I think a ten year-old could figure out the problem with that nonsense.

So where did god come from? Again, the wisdom of the alien:


"I suspect the being which is now the God of this universe was a noncorporeal intelligence that arose through chance fluctuations in a previous universe devoid of biology. I believe this being, existing in isolation, sought to make sure that the next universe would teem with independent, self-producing life. It seems unlikely that biology could have started in any randomly generated universe on its own, but a localized space-time matrix of sufficient complexity to develop sentience could reasonably be expected to arise by chance after only a few billion years of quantum fluctuations, especially in universes unlike this one in which the five fundamental forces have less divergent relative strengths."

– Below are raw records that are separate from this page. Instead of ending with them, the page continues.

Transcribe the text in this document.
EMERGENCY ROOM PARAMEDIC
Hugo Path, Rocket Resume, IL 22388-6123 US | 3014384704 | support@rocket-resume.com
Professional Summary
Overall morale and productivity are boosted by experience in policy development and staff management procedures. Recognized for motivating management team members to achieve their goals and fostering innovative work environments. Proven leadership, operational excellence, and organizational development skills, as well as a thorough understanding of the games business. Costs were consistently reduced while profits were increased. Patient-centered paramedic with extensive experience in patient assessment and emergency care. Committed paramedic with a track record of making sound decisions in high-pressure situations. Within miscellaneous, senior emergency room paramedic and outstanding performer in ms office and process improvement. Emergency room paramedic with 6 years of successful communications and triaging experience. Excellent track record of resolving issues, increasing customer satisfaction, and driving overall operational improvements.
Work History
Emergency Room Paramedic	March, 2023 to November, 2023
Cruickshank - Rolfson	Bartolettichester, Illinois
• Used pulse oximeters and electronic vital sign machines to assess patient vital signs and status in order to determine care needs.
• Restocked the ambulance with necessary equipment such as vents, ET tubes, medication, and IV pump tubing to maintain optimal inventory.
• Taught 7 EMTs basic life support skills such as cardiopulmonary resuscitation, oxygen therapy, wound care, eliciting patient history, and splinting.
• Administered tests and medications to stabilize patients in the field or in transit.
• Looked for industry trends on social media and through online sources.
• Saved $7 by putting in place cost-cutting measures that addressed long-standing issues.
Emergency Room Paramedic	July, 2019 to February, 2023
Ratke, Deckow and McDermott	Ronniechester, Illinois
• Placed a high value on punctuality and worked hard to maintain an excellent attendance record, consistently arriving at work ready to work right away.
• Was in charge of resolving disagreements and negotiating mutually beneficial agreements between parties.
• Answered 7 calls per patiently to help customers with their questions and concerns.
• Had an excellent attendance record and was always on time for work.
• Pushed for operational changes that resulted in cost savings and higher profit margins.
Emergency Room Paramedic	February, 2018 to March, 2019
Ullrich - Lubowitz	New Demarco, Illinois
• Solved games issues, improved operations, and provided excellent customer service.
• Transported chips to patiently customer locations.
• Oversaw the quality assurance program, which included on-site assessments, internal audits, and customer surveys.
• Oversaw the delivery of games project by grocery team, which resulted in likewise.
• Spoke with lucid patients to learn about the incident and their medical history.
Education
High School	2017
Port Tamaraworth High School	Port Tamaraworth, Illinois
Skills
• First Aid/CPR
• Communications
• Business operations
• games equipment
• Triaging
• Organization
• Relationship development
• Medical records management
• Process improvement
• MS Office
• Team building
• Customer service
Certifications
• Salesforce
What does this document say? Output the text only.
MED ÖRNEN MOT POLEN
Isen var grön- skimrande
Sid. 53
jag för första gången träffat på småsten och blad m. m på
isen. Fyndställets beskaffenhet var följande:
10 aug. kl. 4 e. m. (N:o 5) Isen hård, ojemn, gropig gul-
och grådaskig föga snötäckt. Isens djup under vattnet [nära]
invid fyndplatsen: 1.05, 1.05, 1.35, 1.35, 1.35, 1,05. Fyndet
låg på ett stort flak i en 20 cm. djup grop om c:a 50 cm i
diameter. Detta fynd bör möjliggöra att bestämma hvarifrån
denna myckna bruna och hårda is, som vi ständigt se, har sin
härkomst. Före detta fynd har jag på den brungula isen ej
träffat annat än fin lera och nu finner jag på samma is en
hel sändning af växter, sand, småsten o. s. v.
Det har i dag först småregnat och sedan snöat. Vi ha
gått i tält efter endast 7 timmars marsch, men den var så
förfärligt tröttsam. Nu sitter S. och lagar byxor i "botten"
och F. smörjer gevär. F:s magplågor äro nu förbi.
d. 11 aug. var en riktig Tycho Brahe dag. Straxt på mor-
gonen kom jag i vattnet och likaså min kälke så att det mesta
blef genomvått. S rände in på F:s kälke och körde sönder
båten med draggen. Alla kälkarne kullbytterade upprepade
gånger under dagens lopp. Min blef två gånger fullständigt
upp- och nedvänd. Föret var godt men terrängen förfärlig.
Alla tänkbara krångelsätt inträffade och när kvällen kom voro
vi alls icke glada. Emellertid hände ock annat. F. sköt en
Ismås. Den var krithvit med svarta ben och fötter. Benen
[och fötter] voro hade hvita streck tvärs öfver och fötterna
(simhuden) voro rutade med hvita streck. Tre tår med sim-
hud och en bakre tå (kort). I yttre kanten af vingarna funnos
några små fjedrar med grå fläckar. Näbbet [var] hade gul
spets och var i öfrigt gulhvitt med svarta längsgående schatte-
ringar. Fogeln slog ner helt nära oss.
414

Yeah, good stuff. Creationists like to use the metaphor of a tornado blowing through a junkyard and assembling a 747 by chance, then comparing that to evolutionary processes, which is ridiculous, because evolution doesn't assemble full-blown complex structure in one fell swoop, but works through naturalistic processes to assemble complex structures over long periods of time. And yet, here Sawyer is invoking a version of the tornado-747 example to explain the existence of god. He just popped into existence in a previous universe, due to random quantum fluctuations. Sounds plausible, no?

And I had to roll my eyes when Sawyer invoked the complexity of microscopic structures, ala the bacterial flagellum that ID proponent Michael Behe and others invariably cite as "evidence" that god intervenes in evolution, because they're just way to complex to arise through mutation and natural selection.

It's almost like Sawyer wallowed in creationist literature before writing this book. But what's strange about that is that there's a fair amount of good science in there as well, and the narrator evokes a clear love of paleotology and science in general.

So it's a weird book, a schizophrenic book. Its arguments for god, taken for granted by the more technologically-advanced aliens, are somewhat justified within the context of the book (where Sawyer can stack the deck any way he wants) but are silly and juvenile otherwise.

And yet I can't put it down. So I guess I'd recommend it, provisionally. Very provisionally.